La reconnaissance exprimée à l’endroit des producteurs intervient dans un contexte où la Côte d’Ivoire cherche à renforcer la transformation locale de ses matières premières. L’enjeu n’est plus seulement de produire et d’exporter, mais aussi de transformer davantage sur place afin de créer de la valeur, des emplois et de nouvelles opportunités pour les jeunes.
La question de la résilience climatique s’impose désormais dans toutes les politiques agricoles. Les fortes pluies et les inondations enregistrées ces derniers mois ont rappelé la vulnérabilité des populations et des activités économiques. Les exploitations agricoles, les routes rurales et les infrastructures de commercialisation peuvent être lourdement affectées par les événements météorologiques extrêmes.
Le président de la République a annoncé l’accélération des investissements dans les infrastructures de drainage et d’assainissement, ainsi que le renforcement des dispositifs de prévention.
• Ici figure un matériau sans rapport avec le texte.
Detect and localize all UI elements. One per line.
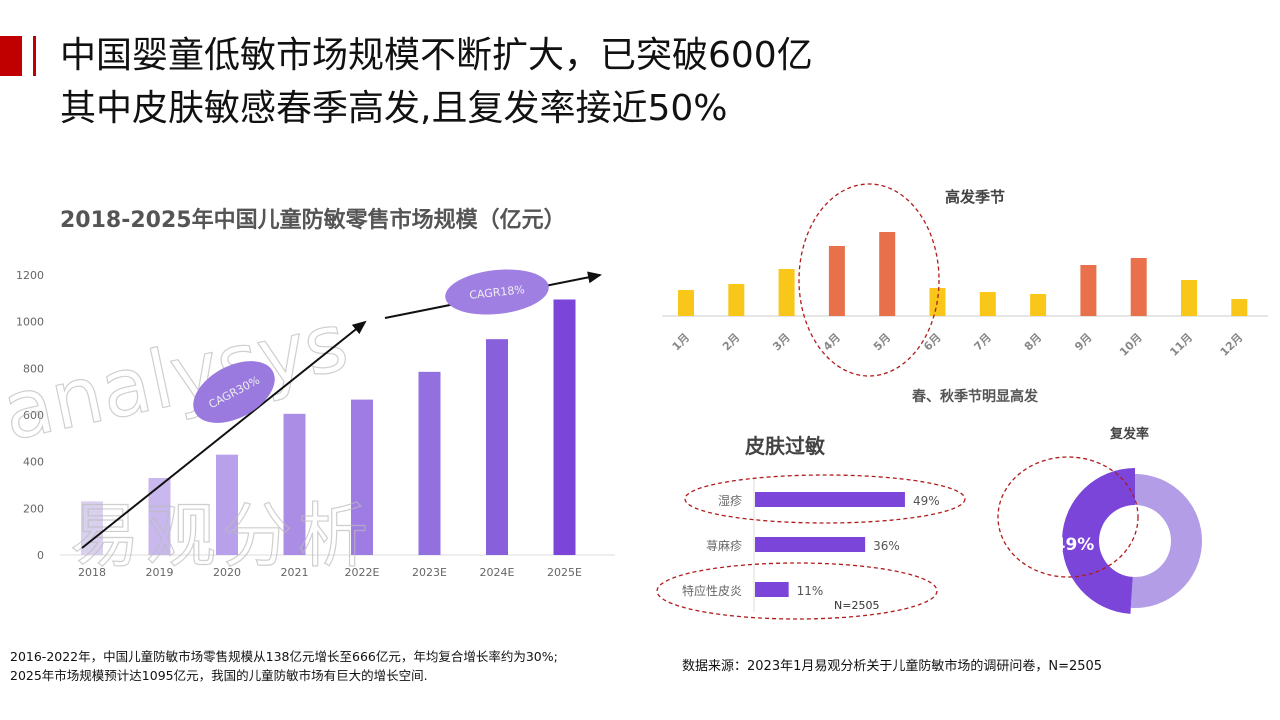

Ces mesures concernent directement les zones urbaines, mais elles revêtent également une importance pour les territoires ruraux, où les inondations peuvent détruire les cultures, isoler les villages et perturber l’écoulement des productions.
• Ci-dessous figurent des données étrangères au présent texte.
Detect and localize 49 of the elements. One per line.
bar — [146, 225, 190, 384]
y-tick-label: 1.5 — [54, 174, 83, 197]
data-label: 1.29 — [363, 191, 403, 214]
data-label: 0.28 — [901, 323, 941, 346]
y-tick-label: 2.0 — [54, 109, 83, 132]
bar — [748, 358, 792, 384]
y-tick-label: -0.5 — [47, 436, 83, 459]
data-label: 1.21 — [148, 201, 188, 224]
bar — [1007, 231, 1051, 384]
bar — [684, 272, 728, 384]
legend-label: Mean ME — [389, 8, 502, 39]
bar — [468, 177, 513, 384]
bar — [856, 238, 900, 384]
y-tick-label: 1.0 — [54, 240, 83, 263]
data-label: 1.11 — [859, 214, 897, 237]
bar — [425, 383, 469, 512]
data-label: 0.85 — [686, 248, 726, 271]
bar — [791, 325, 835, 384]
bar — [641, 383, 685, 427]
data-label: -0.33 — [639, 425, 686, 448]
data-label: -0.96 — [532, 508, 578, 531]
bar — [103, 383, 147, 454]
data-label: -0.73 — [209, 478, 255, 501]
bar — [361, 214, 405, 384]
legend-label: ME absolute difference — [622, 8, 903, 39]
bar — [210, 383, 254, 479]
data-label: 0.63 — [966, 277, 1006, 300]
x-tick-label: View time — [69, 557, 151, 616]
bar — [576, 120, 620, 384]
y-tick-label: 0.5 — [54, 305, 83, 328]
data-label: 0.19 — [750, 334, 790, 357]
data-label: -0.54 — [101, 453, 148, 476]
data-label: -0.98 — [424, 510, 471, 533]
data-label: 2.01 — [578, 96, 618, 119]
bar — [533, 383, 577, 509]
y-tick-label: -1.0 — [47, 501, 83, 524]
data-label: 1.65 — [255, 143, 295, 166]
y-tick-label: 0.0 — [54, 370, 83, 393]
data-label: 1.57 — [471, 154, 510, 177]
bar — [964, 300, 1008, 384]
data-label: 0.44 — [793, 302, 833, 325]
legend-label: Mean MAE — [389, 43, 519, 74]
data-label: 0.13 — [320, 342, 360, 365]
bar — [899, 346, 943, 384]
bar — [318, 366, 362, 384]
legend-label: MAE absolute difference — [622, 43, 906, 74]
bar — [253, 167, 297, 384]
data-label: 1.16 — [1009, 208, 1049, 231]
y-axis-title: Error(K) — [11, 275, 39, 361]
La célébration intervient également dans un environnement international marqué par les tensions géopolitiques, les défis sécuritaires et la fragilité de l’économie mondiale. Ces facteurs influencent les prix des produits agricoles, le coût des intrants, les échanges commerciaux et les revenus des producteurs.
Face à ces incertitudes, la Côte d’Ivoire entend consolider les bases de son économie en s’appuyant sur ses secteurs productifs. La diversification des activités, le développement de l’industrie, la promotion de l’entrepreneuriat et l’accompagnement des petites et moyennes entreprises apparaissent comme des leviers essentiels.
Dans les quartiers populaires comme dans les zones rurales, les jeunes constituent une force importante de cette transformation. Beaucoup s’investissent désormais dans l’agriculture, l’agro-industrie, le commerce et les services. Leur intégration dans les chaînes de valeur agricoles pourrait contribuer à renouveler le secteur et à limiter l’exode rural.